I graduated high school nearly 30 years ago. Back then, bullying was physical, or gossip. I – and I don’t think many others in my cohort – wouldn’t be able to handle being a student in school now. Bullying is in many forms now. Instead of just gossip in the school, which you could leave behind you when you went home, now it follows you. Online – especially social media – follows you everywhere. Kids leaving school can’t escape it. More support is needed. Not just for those who are dealing with these issues, also in policing it.
School boards all have zero tolerance policies – which is a crock. Instead of dealing with bullying internally with suspensions and redirection programs, it should be dealt with externally. Call a spade a spade. Bullying is Criminal Harassment. I can almost guarantee that bullying would decrease if criminal investigations and charges were used as a serious deterrent.
Burdensome over administration is one of the biggest problems in Ontario education. The current structure of school boards is the result of amalgamation 27 years ago. Consolidating school boards at the time was supposed to limit administration, putting more focus on teaching students than pushing paper.
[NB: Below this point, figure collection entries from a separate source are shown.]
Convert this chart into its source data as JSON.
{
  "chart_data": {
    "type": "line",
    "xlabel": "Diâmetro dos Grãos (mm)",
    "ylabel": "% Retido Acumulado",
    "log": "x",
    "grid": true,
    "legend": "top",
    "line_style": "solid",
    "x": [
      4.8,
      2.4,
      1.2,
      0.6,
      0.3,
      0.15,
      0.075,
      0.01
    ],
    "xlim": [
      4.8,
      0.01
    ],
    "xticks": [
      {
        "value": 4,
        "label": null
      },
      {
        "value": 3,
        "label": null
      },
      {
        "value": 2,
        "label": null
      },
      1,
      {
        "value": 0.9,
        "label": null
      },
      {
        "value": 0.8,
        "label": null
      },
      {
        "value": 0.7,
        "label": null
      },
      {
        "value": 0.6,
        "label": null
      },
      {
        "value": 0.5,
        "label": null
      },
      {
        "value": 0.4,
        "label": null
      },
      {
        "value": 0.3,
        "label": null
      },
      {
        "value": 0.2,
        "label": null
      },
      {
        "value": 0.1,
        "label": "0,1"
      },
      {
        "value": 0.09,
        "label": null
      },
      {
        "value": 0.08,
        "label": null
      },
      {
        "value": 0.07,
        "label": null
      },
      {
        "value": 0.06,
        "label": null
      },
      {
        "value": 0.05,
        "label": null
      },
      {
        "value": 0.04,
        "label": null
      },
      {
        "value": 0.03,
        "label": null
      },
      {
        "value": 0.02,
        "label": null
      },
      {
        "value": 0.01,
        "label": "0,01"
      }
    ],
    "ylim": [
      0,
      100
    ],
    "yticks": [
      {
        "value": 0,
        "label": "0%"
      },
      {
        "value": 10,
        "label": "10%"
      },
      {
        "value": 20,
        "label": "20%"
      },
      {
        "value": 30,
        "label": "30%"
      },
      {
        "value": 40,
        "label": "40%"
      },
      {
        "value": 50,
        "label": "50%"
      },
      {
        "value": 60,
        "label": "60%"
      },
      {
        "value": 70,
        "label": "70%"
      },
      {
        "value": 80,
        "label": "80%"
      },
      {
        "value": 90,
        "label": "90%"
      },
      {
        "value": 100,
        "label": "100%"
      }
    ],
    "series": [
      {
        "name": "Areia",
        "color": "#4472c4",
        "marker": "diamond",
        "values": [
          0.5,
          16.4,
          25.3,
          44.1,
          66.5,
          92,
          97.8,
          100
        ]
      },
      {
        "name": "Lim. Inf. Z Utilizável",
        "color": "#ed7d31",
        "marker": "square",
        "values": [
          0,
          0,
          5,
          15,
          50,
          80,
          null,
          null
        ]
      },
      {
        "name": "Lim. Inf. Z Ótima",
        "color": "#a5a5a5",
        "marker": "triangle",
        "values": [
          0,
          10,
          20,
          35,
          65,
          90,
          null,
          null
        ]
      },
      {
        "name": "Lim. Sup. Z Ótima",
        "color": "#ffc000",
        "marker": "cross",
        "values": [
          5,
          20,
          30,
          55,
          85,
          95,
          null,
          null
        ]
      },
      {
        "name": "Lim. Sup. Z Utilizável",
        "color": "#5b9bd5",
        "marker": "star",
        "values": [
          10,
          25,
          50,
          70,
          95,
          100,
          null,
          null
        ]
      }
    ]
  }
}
Instead, administration costs have never been higher. There are directors, executive superintendents, superintendent, and board principals – none of whom are in the classroom or in schools. Add in the consultants, and all the staff and assistants that have nothing to do with educating students. All that administration comes at a cost. Pay increases are higher than the average, greatly exceeding the inflation rate. Some pay increases for executives have gone up as high as 50 per cent in one year. No explanation is given about why executives warrant such a staggering pay increase either. Privacy laws prevent that answer from being revealed.
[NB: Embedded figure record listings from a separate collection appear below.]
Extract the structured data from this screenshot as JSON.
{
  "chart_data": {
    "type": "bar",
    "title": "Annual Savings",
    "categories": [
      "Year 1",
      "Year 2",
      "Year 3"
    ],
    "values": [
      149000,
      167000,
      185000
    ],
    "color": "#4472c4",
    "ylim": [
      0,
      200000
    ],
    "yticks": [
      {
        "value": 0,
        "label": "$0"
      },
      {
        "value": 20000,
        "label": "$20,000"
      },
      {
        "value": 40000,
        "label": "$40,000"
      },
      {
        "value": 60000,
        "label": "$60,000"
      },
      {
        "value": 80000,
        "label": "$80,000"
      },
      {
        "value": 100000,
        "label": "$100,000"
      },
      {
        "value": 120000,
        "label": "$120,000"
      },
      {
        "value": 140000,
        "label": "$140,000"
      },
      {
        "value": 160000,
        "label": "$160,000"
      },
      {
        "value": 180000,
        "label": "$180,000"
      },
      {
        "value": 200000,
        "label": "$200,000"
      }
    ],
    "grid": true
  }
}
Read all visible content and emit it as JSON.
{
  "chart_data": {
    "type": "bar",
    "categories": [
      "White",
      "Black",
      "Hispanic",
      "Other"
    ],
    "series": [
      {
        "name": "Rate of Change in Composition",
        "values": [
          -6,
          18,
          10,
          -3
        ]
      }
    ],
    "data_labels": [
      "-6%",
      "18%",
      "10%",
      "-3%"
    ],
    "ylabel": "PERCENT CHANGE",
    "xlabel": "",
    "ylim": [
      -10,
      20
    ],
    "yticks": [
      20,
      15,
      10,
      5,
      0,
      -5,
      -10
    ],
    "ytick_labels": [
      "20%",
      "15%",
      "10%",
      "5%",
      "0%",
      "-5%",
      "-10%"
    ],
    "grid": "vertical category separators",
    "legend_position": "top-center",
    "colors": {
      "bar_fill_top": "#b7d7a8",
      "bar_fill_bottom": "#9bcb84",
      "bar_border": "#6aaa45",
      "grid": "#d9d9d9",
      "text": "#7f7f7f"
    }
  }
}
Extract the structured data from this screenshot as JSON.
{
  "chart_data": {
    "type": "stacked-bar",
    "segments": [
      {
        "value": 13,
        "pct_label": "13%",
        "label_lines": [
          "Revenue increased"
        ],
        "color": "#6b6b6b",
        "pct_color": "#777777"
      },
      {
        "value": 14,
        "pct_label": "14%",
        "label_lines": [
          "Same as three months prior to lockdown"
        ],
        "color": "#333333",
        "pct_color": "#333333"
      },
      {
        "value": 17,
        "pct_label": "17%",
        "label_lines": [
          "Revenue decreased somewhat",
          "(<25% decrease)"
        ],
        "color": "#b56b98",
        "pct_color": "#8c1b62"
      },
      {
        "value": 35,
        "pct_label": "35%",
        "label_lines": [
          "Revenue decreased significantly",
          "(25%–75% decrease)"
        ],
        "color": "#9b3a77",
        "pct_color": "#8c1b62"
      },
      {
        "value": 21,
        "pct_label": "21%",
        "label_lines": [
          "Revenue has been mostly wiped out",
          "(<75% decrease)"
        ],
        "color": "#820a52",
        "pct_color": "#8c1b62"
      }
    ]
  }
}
We do not get to see all the expenses that happen in administration – journalists only have that Sunshine List to go by. If the bloated administration costs of a school board could be cut in half, and that money saved spent on students in schools, imagine the success that would happen!
One should never point out a problem without also having a solution. I have a few to offer, none of which need constitutional amendments to implement.
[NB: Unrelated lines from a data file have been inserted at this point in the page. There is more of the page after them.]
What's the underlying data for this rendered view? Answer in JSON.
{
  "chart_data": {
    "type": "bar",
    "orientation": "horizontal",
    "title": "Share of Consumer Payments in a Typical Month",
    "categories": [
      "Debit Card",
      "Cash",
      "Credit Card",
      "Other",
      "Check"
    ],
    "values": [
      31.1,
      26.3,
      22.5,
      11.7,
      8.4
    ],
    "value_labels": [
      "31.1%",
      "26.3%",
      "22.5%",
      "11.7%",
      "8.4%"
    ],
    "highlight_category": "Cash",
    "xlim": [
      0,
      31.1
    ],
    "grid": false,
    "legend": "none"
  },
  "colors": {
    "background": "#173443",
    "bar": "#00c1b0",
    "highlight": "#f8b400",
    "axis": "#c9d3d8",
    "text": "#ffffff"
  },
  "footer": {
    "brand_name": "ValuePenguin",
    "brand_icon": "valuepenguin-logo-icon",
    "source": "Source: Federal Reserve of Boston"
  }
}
Stable funding needs to be in place for education. That funding needs to be free from meddling by politicians.
Eliminate school boards entirely. The Ministry of Education already sets the curriculum which boards must implement. It sets the budgets and funding. Get rid of the “middle men” and have the ministry operate the schools. Yes, eliminating school boards means there are no longer elected trustees – that is a good thing. Trustees are a de-facto rubber stamp for administration, which is just implementing provincial policy anyway.
Make school programs uniform and accessible. Right now too many students move schools because school boards have program inequality. There are have and have-not schools. If an area is going to offer French-Immersion, offer it to all schools. By not offering the same programming in all schools, certain schools are set up to fail. It’s happened before, and left unchanged we will see it again.
While most teachers are great and in the profession for the right reason, something must be done to pull the chafe from the wheat. Unions allow for too much protection for those who are bad at their job.
Lastly, the resources need to be in the classroom. If a student needs an EA, assign them one. Give students the people and things they need to be successful. The money spent or invested now will pay off dividends for a lifetime.
I am a firm believer in a public education system. A good public education system opens doors and provides opportunity for everyone. Despite its flaws, there are so many successes that result from it. School isn’t rosy for everyone. Addressing these issues and implementing long-overdue reform will take this broken system, and make it a good system for every student.
This column was originally printed in the July 3, 2024 print edition of The Morrisburg Leader.